Constitutional rights thus implicitly protect those closely related acts necessary to their exercise. … The right to keep and bear arms, for example, implies a corresponding right to obtain the bullets necessary to use them, and to acquire and maintain proficiency in their use. Without protection for these closely related rights, the Second Amendment would be toothless. Likewise, the First Amendment right to speak would be largely ineffective if it did not include the right to engage in financial transactions that are the incidents of its exercise.

The same goes for the Sixth Amendment and the financial resources required to obtain a lawyer. Without constitutional protection for at least some of a defendant’s assets, the Government could nullify the right to counsel of choice. …

The second was based on history:

Pretrial freezes of untainted forfeitable assets did not emerge until the late 20th century. …

The common law prohibited pretrial freezes of criminal defendants’ untainted assets. … Although the defendant’s goods could be appraised and inventoried before trial, he remained free to sell any of them for his own support in prison, or that of his family, or to assist him in preparing for his defense on the trial. …

Numerous English authorities confirm these common-law principles. …

Because the pretrial asset freeze here crosses into untainted assets, for which there is no historical tradition, it is unconstitutional. Any such incursion violates the Sixth Amendment.

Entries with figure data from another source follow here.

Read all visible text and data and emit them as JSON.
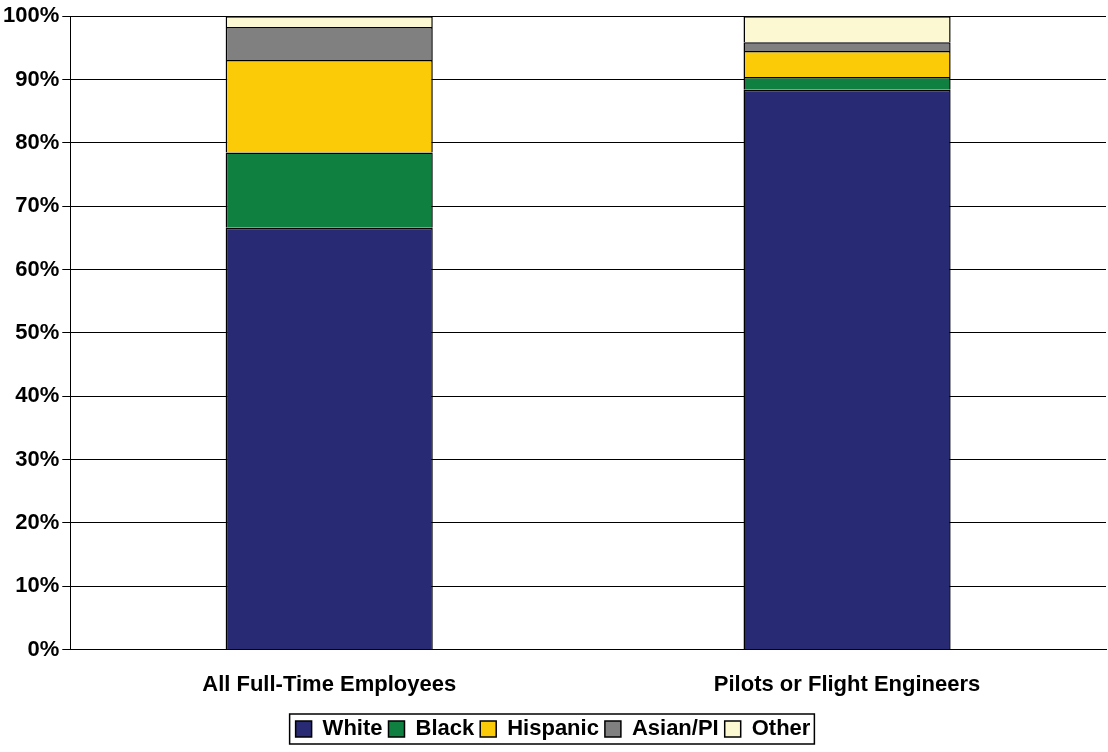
{
  "chart_data": {
    "type": "bar",
    "stacked": true,
    "categories": [
      "All Full-Time Employees",
      "Pilots or Flight Engineers"
    ],
    "series": [
      {
        "name": "White",
        "color": "#282a73",
        "values": [
          66.6,
          88.4
        ]
      },
      {
        "name": "Black",
        "color": "#108040",
        "values": [
          11.9,
          2.0
        ]
      },
      {
        "name": "Hispanic",
        "color": "#fccb08",
        "values": [
          14.6,
          4.1
        ]
      },
      {
        "name": "Asian/PI",
        "color": "#808080",
        "values": [
          5.2,
          1.4
        ]
      },
      {
        "name": "Other",
        "color": "#fbf8d2",
        "values": [
          1.7,
          4.1
        ]
      }
    ],
    "ylim": [
      0,
      100
    ],
    "yticks": [
      {
        "value": 0,
        "label": "0%"
      },
      {
        "value": 10,
        "label": "10%"
      },
      {
        "value": 20,
        "label": "20%"
      },
      {
        "value": 30,
        "label": "30%"
      },
      {
        "value": 40,
        "label": "40%"
      },
      {
        "value": 50,
        "label": "50%"
      },
      {
        "value": 60,
        "label": "60%"
      },
      {
        "value": 70,
        "label": "70%"
      },
      {
        "value": 80,
        "label": "80%"
      },
      {
        "value": 90,
        "label": "90%"
      },
      {
        "value": 100,
        "label": "100%"
      }
    ],
    "grid": "y",
    "legend": "bottom"
  }
}
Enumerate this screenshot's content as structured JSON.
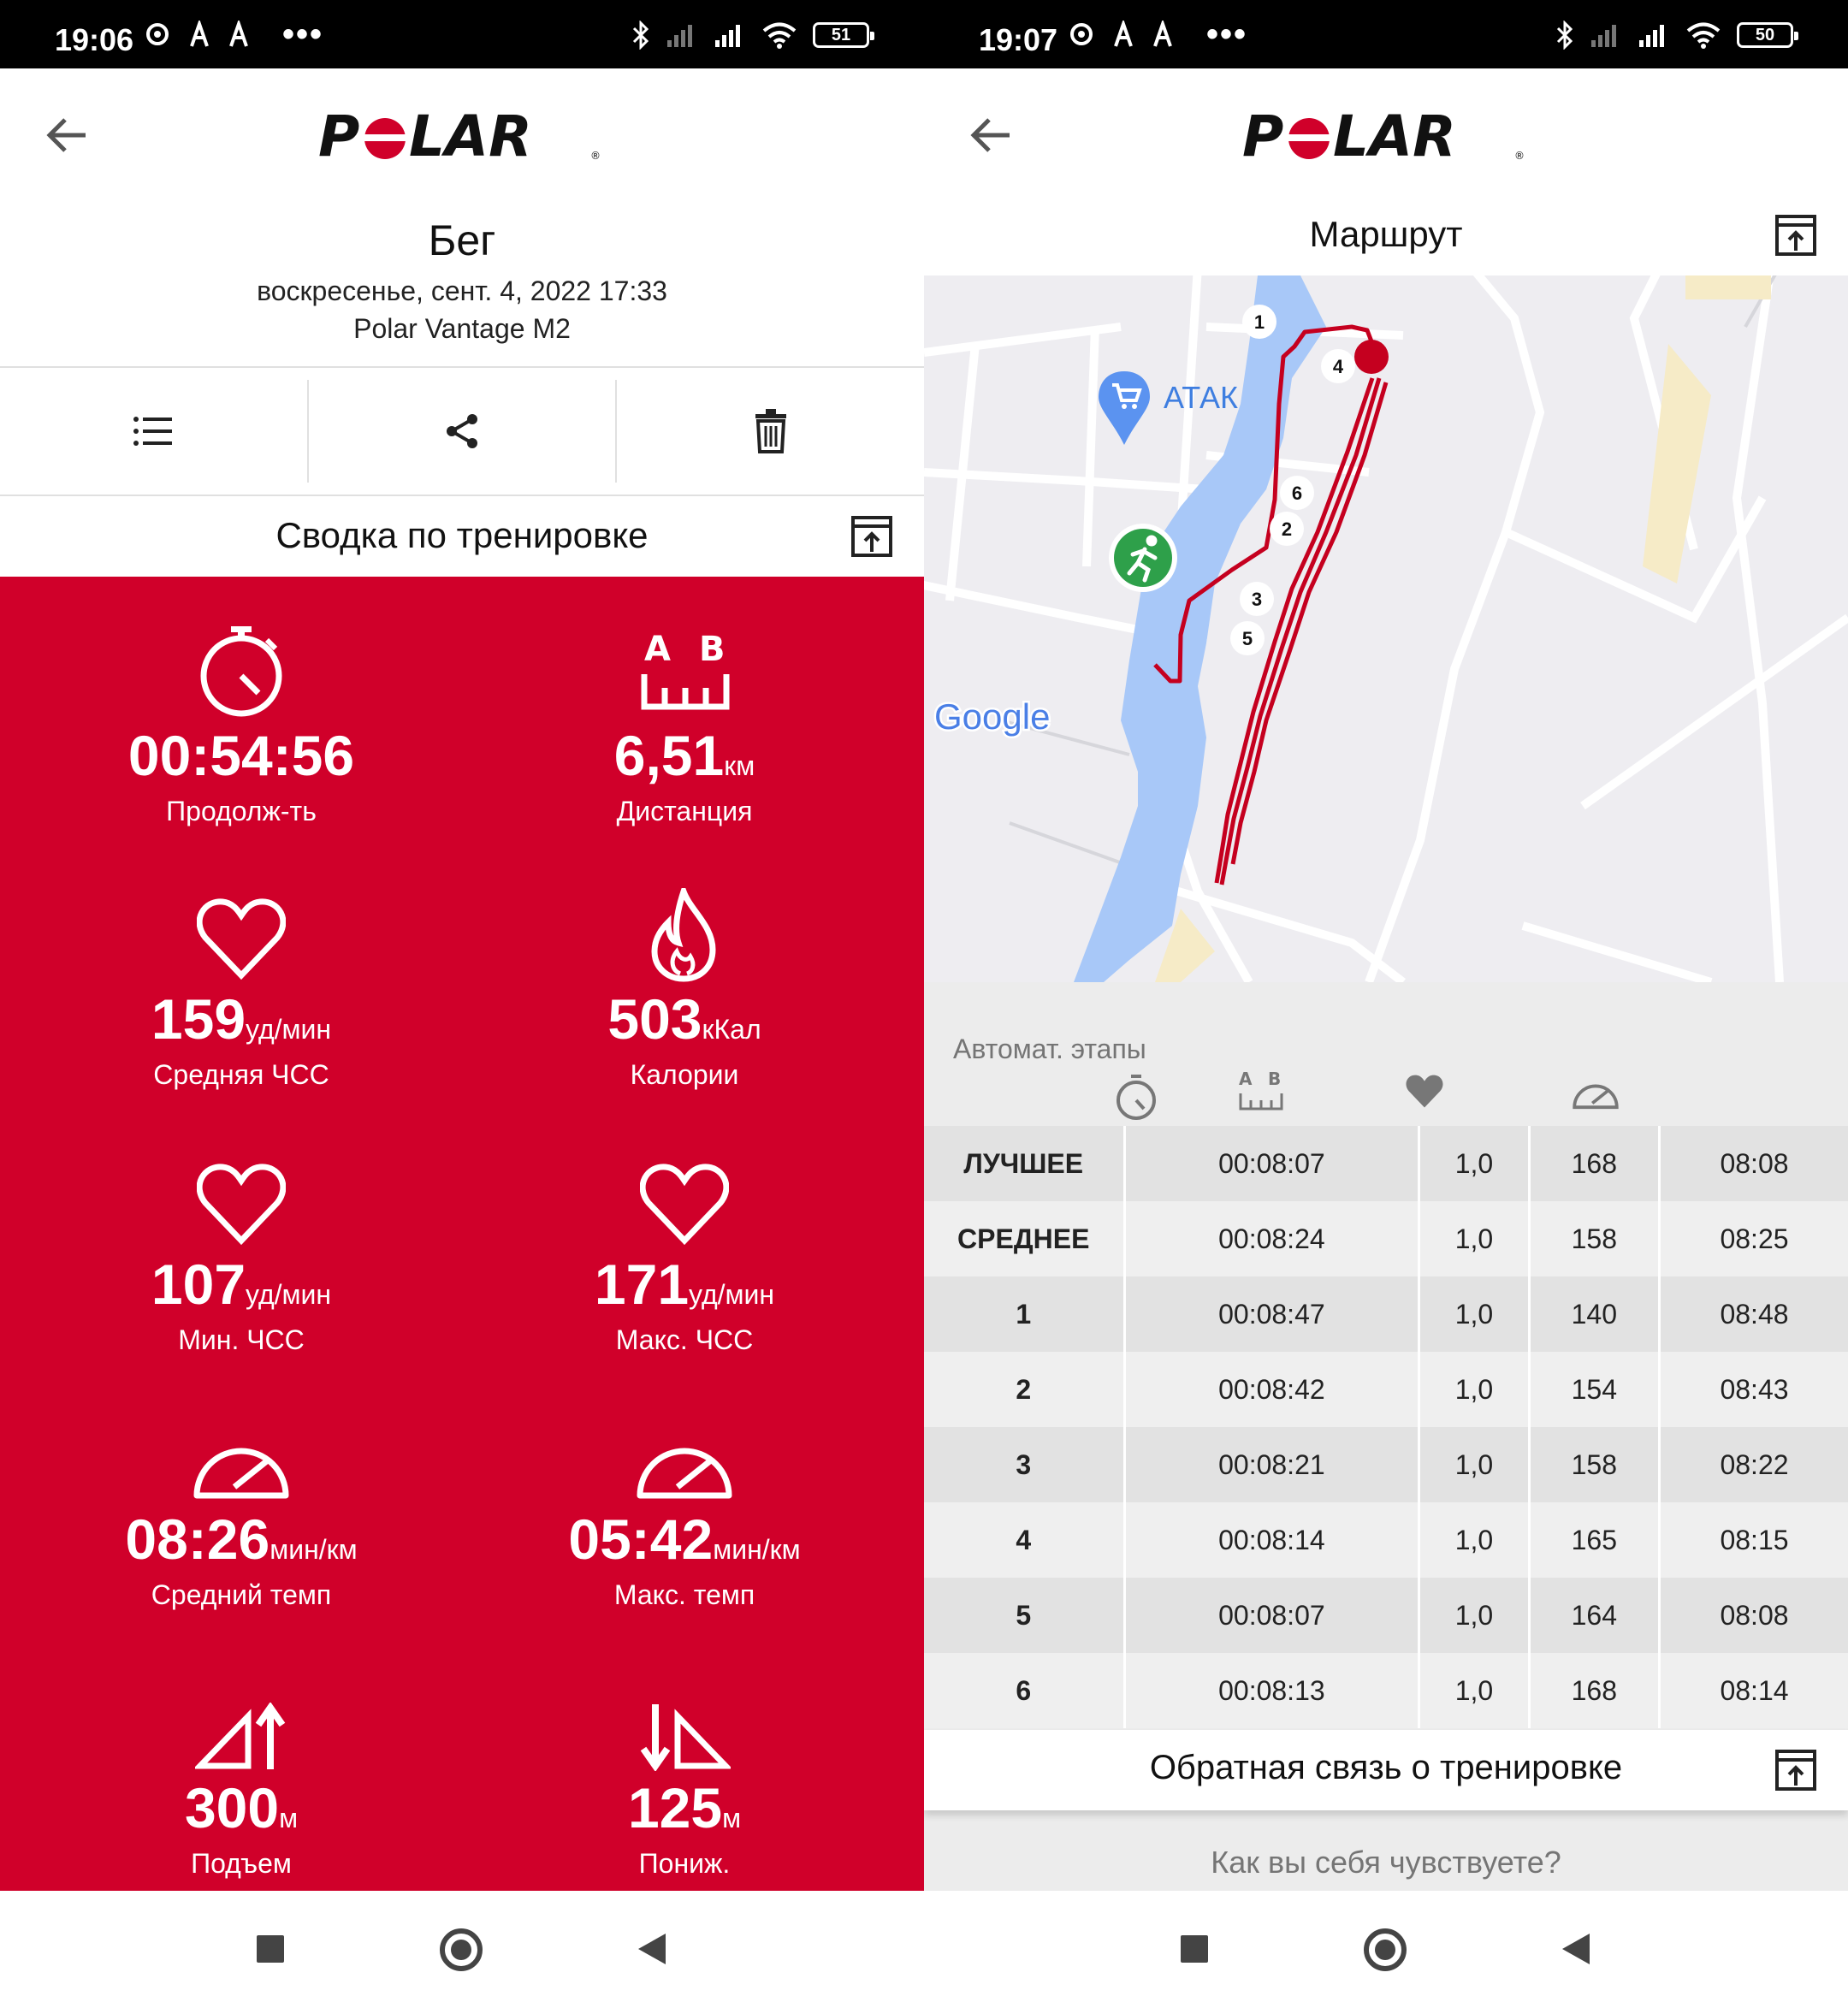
{
  "left": {
    "status": {
      "time": "19:06",
      "battery": "51"
    },
    "activity": {
      "title": "Бег",
      "datetime": "воскресенье, сент. 4, 2022 17:33",
      "device": "Polar Vantage M2"
    },
    "summary_title": "Сводка по тренировке",
    "metrics": {
      "duration": {
        "value": "00:54:56",
        "unit": "",
        "label": "Продолж-ть"
      },
      "distance": {
        "value": "6,51",
        "unit": "км",
        "label": "Дистанция"
      },
      "avg_hr": {
        "value": "159",
        "unit": "уд/мин",
        "label": "Средняя ЧСС"
      },
      "calories": {
        "value": "503",
        "unit": "кКал",
        "label": "Калории"
      },
      "min_hr": {
        "value": "107",
        "unit": "уд/мин",
        "label": "Мин. ЧСС"
      },
      "max_hr": {
        "value": "171",
        "unit": "уд/мин",
        "label": "Макс. ЧСС"
      },
      "avg_pace": {
        "value": "08:26",
        "unit": "мин/км",
        "label": "Средний темп"
      },
      "max_pace": {
        "value": "05:42",
        "unit": "мин/км",
        "label": "Макс. темп"
      },
      "ascent": {
        "value": "300",
        "unit": "м",
        "label": "Подъем"
      },
      "descent": {
        "value": "125",
        "unit": "м",
        "label": "Пониж."
      }
    },
    "distance_icon_letters": {
      "a": "A",
      "b": "B"
    }
  },
  "right": {
    "status": {
      "time": "19:07",
      "battery": "50"
    },
    "route_title": "Маршрут",
    "map": {
      "place_label": "АТАК",
      "provider": "Google",
      "lap_markers": [
        "1",
        "2",
        "3",
        "4",
        "5",
        "6"
      ]
    },
    "laps": {
      "title": "Автомат. этапы",
      "head_letters": {
        "a": "A",
        "b": "B"
      },
      "rows": [
        [
          "ЛУЧШЕЕ",
          "00:08:07",
          "1,0",
          "168",
          "08:08"
        ],
        [
          "СРЕДНЕЕ",
          "00:08:24",
          "1,0",
          "158",
          "08:25"
        ],
        [
          "1",
          "00:08:47",
          "1,0",
          "140",
          "08:48"
        ],
        [
          "2",
          "00:08:42",
          "1,0",
          "154",
          "08:43"
        ],
        [
          "3",
          "00:08:21",
          "1,0",
          "158",
          "08:22"
        ],
        [
          "4",
          "00:08:14",
          "1,0",
          "165",
          "08:15"
        ],
        [
          "5",
          "00:08:07",
          "1,0",
          "164",
          "08:08"
        ],
        [
          "6",
          "00:08:13",
          "1,0",
          "168",
          "08:14"
        ]
      ]
    },
    "feedback_title": "Обратная связь о тренировке",
    "feel_question": "Как вы себя чувствуете?"
  },
  "brand": {
    "accent": "#d0002a",
    "logo": "POLAR"
  },
  "icons": [
    "back-arrow-icon",
    "list-icon",
    "share-icon",
    "trash-icon",
    "expand-icon",
    "stopwatch-icon",
    "distance-icon",
    "heart-icon",
    "flame-icon",
    "speedometer-icon",
    "ascent-icon",
    "descent-icon",
    "runner-icon",
    "shop-pin-icon"
  ]
}
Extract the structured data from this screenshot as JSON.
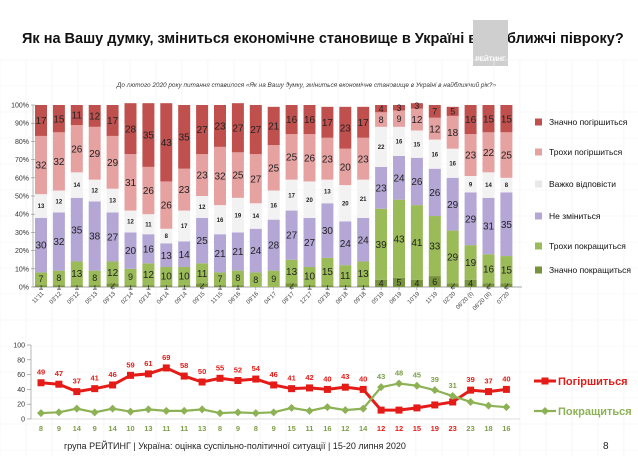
{
  "header": {
    "title": "Як на Вашу думку, зміниться економічне становище в Україні в найближчі півроку?",
    "logo_text": "РЕЙТИНГ",
    "note": "До лютого 2020 року питання ставилося «Як на Вашу думку, зміниться економічне становище в Україні в найближчий рік?»"
  },
  "footer": {
    "text": "група РЕЙТИНГ | Україна: оцінка суспільно-політичної  ситуації  | 15-20 липня  2020",
    "page": "8"
  },
  "chart_data": [
    {
      "type": "bar",
      "stacked": true,
      "grid": true,
      "legend_placement": "right",
      "ylim": [
        0,
        100
      ],
      "yticks": [
        "0%",
        "10%",
        "20%",
        "30%",
        "40%",
        "50%",
        "60%",
        "70%",
        "80%",
        "90%",
        "100%"
      ],
      "categories": [
        "11'11",
        "03'12",
        "05'12",
        "05'13",
        "09'13",
        "02'14",
        "03'14",
        "04'14",
        "09'14",
        "09'15",
        "11'15",
        "06'16",
        "09'16",
        "04'17",
        "09'17",
        "12'17",
        "03'18",
        "06'18",
        "09'18",
        "05'19",
        "08'19",
        "10'19",
        "11'19",
        "02'20",
        "06'20 (I)",
        "06'20 (II)",
        "07'20"
      ],
      "series": [
        {
          "name": "Значно покращиться",
          "color": "#77933c",
          "values": [
            1,
            1,
            1,
            1,
            2,
            1,
            1,
            1,
            1,
            2,
            1,
            1,
            0,
            0,
            2,
            1,
            1,
            1,
            1,
            4,
            5,
            4,
            6,
            2,
            4,
            2,
            2
          ]
        },
        {
          "name": "Трохи покращиться",
          "color": "#9bbb59",
          "values": [
            7,
            8,
            13,
            8,
            12,
            9,
            12,
            10,
            10,
            11,
            7,
            8,
            8,
            9,
            13,
            10,
            15,
            11,
            13,
            39,
            43,
            41,
            33,
            29,
            19,
            16,
            15
          ]
        },
        {
          "name": "Не зміниться",
          "color": "#b4a7d6",
          "values": [
            30,
            32,
            35,
            38,
            27,
            20,
            16,
            13,
            14,
            25,
            21,
            21,
            24,
            28,
            27,
            27,
            30,
            24,
            24,
            23,
            24,
            26,
            26,
            29,
            29,
            31,
            35
          ]
        },
        {
          "name": "Важко відповісти",
          "color": "#f2f2f2",
          "values": [
            13,
            12,
            14,
            12,
            13,
            12,
            11,
            8,
            17,
            12,
            16,
            19,
            14,
            16,
            17,
            20,
            13,
            20,
            21,
            22,
            16,
            15,
            16,
            16,
            9,
            14,
            8
          ]
        },
        {
          "name": "Трохи погіршиться",
          "color": "#e6a1a1",
          "values": [
            32,
            32,
            26,
            29,
            29,
            31,
            26,
            26,
            23,
            23,
            32,
            25,
            27,
            25,
            25,
            26,
            23,
            20,
            23,
            8,
            9,
            12,
            12,
            18,
            23,
            22,
            25
          ]
        },
        {
          "name": "Значно погіршиться",
          "color": "#c0504d",
          "values": [
            17,
            15,
            11,
            12,
            17,
            28,
            35,
            43,
            35,
            27,
            23,
            27,
            27,
            21,
            16,
            16,
            17,
            23,
            17,
            4,
            3,
            3,
            7,
            5,
            16,
            15,
            15
          ]
        }
      ]
    },
    {
      "type": "line",
      "grid": true,
      "legend_placement": "right",
      "ylim": [
        0,
        100
      ],
      "yticks": [
        "0",
        "20",
        "40",
        "60",
        "80",
        "100"
      ],
      "categories": [
        "11'11",
        "03'12",
        "05'12",
        "05'13",
        "09'13",
        "02'14",
        "03'14",
        "04'14",
        "09'14",
        "09'15",
        "11'15",
        "06'16",
        "09'16",
        "04'17",
        "09'17",
        "12'17",
        "03'18",
        "06'18",
        "09'18",
        "05'19",
        "08'19",
        "10'19",
        "11'19",
        "02'20",
        "06'20 (I)",
        "06'20 (II)",
        "07'20"
      ],
      "series": [
        {
          "name": "Погіршиться",
          "color": "#e41b17",
          "marker": "square",
          "values": [
            49,
            47,
            37,
            41,
            46,
            59,
            61,
            69,
            58,
            50,
            55,
            52,
            54,
            46,
            41,
            42,
            40,
            43,
            40,
            12,
            12,
            15,
            19,
            23,
            39,
            37,
            40
          ]
        },
        {
          "name": "Покращиться",
          "color": "#8db255",
          "marker": "diamond",
          "values": [
            8,
            9,
            14,
            9,
            14,
            10,
            13,
            11,
            11,
            13,
            8,
            9,
            8,
            9,
            15,
            11,
            16,
            12,
            14,
            43,
            48,
            45,
            39,
            31,
            23,
            18,
            16
          ]
        }
      ]
    }
  ]
}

This, it seems to me, is the right decision based on the right kind of judicial reasoning, but it is more than that. It is also an example of something I alluded to above – a willingness to take a new, more critical approach to asset forfeiture.

Justice Thomas provided another example of that new, more critical approach earlier this year when the Supreme Court declined to review a civil asset forfeiture case called Leonard v. Texas. Despite concurring, on procedural grounds, with the decision to deny certiorari, Thomas took the occasion to add a lengthy statement in which he said:

This petition asks an important question: whether modern civil-forfeiture statutes can be squared with the Due Process Clause and our Nation’s history. …

This system—where police can seize property with limited judicial oversight and retain it for their own use—has led to egregious and well-chronicled abuses. …

These forfeiture operations frequently target the poor and other groups least able to defend their interests in forfeiture proceedings. Perversely, these same groups are often the most burdened by forfeiture. They are more likely to use cash than alternative forms of payment, like credit cards, which may be less susceptible to forfeiture. And they are more likely to suffer in their daily lives while they litigate for the return of a critical item of property, such as a car or a home. …

Thomas went on to provide a detailed account of how the modern practice of civil asset forfeiture differs from the historical precedents that are supposed to justify it, and, after regretfully conceding that, because the petitioner failed to raise her due process arguments at the Texas Court of Appeals, her case was not eligible for Supreme Court review, he ended his statement by saying:

Whether this Court’s treatment of the broad modern forfeiture practice can be justified by the narrow historical one is certainly worthy of consideration in greater detail.

Justice Thomas was right to raise this question about civil forfeiture in Leonard, and he was right to raise similar questions about criminal forfeiture in Luis. The Fourth Circuit’s decision in United States v. Chamberlain suggests that, by raising such questions, Justice Thomas may be changing the way the federal judiciary approaches constitutional questions about asset forfeiture. If so, that will be a very good thing indeed.